Planning permission fight returns to Appeals Court for second round

A long-running legal battle over planning permission to redevelop a bowls club has found itself before London’s Court of Appeal for the second time.

The news comes after a High Court decision upholding the original planning application in June 2015 was challenged by a determined campaigner.

Ms Anne-Marie Loader has been fighting Rother District Council over plans to redevelop the Bexhill-based club since 2009.

Backing English Heritage and the Victorian Society, Ms Loader insists that the planning proposals, which initially included the development of 39 sheltered apartments and the complete replacement of two outdoor greens with one new green, have failed to consider the redevelopment’s impact on the club’s surrounding area.

In 2015, A Judge found that Rother District Council failed to consult English Heritage with their initial planning application, yet still ruled in favour of the Council and subsequently upheld permission for the project to go ahead.

But Ms Loader has now brought her case to an Appeals Court for a second time, insisting that Rother District Council has failed to properly understand the National Planning Policy Framework in their revised proposal, which now intends to demolish all of the existing bowls club buildings.

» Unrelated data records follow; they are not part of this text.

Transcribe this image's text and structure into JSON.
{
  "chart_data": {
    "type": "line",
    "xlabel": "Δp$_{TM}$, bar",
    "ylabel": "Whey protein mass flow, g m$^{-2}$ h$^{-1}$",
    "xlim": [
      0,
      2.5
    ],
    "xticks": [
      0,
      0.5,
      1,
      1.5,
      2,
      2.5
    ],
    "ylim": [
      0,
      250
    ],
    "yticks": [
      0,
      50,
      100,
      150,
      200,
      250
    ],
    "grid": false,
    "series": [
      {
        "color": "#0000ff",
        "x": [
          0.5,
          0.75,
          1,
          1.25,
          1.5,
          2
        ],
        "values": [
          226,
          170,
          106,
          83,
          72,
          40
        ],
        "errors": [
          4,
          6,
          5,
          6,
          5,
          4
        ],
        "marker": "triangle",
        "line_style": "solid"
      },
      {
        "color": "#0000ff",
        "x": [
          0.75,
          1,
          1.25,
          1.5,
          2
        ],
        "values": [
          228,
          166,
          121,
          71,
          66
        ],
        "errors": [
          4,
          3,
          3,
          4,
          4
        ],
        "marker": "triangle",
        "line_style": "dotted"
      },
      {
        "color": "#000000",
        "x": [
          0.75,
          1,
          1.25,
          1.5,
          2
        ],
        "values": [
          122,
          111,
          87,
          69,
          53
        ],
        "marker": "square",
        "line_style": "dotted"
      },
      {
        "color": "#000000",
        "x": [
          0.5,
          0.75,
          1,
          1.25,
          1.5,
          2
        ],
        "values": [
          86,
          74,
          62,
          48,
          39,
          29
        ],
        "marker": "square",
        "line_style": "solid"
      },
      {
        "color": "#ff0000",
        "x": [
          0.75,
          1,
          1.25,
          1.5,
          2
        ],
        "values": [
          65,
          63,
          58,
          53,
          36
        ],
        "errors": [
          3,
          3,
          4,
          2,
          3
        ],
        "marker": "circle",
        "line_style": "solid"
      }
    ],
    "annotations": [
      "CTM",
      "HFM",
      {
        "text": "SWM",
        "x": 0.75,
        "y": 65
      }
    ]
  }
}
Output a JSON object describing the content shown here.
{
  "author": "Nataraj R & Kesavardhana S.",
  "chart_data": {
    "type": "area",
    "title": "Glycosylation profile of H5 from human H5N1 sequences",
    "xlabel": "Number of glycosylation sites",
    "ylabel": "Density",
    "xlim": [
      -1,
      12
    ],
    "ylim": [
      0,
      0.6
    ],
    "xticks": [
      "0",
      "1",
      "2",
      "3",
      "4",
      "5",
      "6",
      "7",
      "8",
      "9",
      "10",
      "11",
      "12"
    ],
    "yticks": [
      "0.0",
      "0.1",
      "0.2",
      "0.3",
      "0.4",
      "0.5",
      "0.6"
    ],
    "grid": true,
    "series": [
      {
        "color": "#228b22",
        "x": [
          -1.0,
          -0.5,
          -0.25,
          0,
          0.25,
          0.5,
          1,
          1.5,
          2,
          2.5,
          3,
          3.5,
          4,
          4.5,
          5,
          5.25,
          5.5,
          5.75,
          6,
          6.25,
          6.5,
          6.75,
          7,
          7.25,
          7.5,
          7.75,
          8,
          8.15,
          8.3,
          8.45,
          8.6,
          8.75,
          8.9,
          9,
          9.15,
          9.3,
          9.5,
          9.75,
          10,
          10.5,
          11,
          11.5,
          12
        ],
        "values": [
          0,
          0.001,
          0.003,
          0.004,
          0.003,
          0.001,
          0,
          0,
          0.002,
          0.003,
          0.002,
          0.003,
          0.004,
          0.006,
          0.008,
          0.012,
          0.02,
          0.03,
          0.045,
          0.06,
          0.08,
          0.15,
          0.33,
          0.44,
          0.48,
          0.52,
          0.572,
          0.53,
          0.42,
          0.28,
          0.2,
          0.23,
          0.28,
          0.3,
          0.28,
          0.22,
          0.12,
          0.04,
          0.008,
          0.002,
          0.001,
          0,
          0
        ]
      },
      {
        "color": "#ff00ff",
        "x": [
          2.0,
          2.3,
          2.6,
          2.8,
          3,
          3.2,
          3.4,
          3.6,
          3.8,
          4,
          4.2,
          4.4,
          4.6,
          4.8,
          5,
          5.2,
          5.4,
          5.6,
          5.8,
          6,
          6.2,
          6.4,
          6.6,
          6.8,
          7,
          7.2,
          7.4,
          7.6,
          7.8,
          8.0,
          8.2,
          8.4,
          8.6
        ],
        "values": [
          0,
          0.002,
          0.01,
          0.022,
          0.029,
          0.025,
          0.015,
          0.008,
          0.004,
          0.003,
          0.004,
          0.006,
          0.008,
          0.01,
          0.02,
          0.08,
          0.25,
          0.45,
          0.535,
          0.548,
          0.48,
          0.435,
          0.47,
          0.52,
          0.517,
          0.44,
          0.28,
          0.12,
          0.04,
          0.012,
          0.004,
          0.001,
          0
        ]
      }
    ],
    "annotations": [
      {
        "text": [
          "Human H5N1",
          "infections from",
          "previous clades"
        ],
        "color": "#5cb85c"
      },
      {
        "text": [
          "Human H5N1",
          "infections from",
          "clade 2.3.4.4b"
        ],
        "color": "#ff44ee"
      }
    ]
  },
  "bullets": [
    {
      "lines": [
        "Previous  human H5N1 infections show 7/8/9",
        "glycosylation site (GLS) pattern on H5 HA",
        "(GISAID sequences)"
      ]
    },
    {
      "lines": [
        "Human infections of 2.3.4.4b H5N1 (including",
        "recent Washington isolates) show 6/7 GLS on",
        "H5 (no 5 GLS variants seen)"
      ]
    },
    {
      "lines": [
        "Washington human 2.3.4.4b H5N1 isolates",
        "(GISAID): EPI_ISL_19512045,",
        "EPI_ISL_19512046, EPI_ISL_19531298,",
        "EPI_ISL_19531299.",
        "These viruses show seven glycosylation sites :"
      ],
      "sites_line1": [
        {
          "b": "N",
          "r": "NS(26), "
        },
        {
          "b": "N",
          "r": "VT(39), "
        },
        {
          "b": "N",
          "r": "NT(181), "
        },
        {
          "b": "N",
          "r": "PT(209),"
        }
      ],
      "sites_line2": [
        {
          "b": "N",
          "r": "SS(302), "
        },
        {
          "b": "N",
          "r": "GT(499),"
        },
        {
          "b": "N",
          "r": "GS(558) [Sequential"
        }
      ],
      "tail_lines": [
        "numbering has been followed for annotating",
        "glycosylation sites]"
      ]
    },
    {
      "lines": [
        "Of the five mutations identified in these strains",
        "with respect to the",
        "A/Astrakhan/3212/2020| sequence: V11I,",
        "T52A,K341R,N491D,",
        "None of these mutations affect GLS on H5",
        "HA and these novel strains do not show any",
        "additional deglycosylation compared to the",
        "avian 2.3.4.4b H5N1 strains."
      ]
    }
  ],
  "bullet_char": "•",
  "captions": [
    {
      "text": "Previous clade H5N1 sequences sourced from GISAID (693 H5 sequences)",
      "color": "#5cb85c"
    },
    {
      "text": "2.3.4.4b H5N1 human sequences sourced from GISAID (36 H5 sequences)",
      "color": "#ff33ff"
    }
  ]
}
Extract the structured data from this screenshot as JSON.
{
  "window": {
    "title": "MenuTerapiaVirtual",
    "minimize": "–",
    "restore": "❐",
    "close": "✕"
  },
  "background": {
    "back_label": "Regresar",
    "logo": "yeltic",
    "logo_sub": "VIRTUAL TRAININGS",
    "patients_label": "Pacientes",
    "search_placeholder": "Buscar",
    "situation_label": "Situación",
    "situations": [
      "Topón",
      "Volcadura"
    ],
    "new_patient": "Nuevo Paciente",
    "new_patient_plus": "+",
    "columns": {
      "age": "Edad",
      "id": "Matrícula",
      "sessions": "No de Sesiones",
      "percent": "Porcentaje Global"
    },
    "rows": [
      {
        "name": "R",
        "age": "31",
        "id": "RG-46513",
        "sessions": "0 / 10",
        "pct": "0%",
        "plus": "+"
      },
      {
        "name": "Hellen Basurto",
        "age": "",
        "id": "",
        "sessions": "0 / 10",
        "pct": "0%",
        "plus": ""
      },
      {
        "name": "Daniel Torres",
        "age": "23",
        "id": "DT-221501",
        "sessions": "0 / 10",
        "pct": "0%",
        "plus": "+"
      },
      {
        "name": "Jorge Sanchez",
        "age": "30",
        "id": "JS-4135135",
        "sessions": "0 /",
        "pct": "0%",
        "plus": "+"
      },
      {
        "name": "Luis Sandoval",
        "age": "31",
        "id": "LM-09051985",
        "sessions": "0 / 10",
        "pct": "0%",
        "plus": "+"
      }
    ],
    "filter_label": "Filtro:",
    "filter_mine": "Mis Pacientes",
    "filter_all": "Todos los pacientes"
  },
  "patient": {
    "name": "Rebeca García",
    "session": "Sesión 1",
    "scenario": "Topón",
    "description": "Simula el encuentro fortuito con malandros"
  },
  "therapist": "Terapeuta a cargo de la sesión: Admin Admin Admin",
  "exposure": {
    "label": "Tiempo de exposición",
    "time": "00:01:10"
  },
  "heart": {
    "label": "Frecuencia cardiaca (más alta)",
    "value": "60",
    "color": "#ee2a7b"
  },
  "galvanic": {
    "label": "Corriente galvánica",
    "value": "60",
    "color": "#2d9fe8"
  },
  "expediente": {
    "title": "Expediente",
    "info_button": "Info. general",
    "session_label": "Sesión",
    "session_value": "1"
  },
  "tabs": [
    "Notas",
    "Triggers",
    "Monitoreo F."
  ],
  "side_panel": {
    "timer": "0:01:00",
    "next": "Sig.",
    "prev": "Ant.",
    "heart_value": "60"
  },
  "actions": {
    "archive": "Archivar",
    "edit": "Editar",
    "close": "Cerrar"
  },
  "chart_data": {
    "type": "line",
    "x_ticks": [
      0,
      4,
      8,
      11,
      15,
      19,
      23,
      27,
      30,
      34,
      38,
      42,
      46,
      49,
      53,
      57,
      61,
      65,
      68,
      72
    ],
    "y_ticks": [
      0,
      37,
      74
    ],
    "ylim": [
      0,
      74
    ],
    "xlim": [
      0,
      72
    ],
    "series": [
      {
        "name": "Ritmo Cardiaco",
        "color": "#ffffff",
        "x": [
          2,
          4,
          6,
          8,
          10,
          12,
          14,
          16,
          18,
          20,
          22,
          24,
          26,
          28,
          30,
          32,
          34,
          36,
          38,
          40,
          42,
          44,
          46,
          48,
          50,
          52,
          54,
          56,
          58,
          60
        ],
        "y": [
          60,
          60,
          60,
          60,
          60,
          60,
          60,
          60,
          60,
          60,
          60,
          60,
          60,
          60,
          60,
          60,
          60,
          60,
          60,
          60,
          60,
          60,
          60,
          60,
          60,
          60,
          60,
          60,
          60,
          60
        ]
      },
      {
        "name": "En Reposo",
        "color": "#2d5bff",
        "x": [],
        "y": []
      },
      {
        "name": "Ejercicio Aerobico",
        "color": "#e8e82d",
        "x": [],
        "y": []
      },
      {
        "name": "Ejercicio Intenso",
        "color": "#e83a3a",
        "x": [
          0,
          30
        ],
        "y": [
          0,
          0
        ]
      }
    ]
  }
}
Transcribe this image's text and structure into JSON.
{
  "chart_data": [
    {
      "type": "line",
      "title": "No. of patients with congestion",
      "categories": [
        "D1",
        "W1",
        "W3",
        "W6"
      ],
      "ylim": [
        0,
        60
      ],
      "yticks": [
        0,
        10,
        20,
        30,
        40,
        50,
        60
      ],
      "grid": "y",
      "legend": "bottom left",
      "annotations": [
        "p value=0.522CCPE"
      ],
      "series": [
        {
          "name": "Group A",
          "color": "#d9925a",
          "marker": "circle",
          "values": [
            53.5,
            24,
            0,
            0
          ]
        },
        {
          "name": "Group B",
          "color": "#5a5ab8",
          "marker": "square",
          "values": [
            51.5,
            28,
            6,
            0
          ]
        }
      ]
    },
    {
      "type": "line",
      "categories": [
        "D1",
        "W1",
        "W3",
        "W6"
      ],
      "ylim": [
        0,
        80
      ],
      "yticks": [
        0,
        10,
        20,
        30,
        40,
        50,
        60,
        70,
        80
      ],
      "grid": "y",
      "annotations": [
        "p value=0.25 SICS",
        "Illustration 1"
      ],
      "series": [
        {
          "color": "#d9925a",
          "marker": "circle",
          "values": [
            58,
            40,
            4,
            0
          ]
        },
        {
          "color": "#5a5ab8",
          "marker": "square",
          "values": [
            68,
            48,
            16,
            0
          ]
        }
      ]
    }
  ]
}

Mrs Justice Patterson told a Court that the site has a ‘considerable planning history’, with permission for such a development first refused in 2003, long before the case made its way to Court.

Earlier proceedings brought forward by Ms Loader went to the High Court in 2011 and the Court of Appeal in 2012, before planning permission was upheld in Court in 2015 and then contested again at an Appeals Court on Wednesday.

The case continues, with both parties determined to see justice.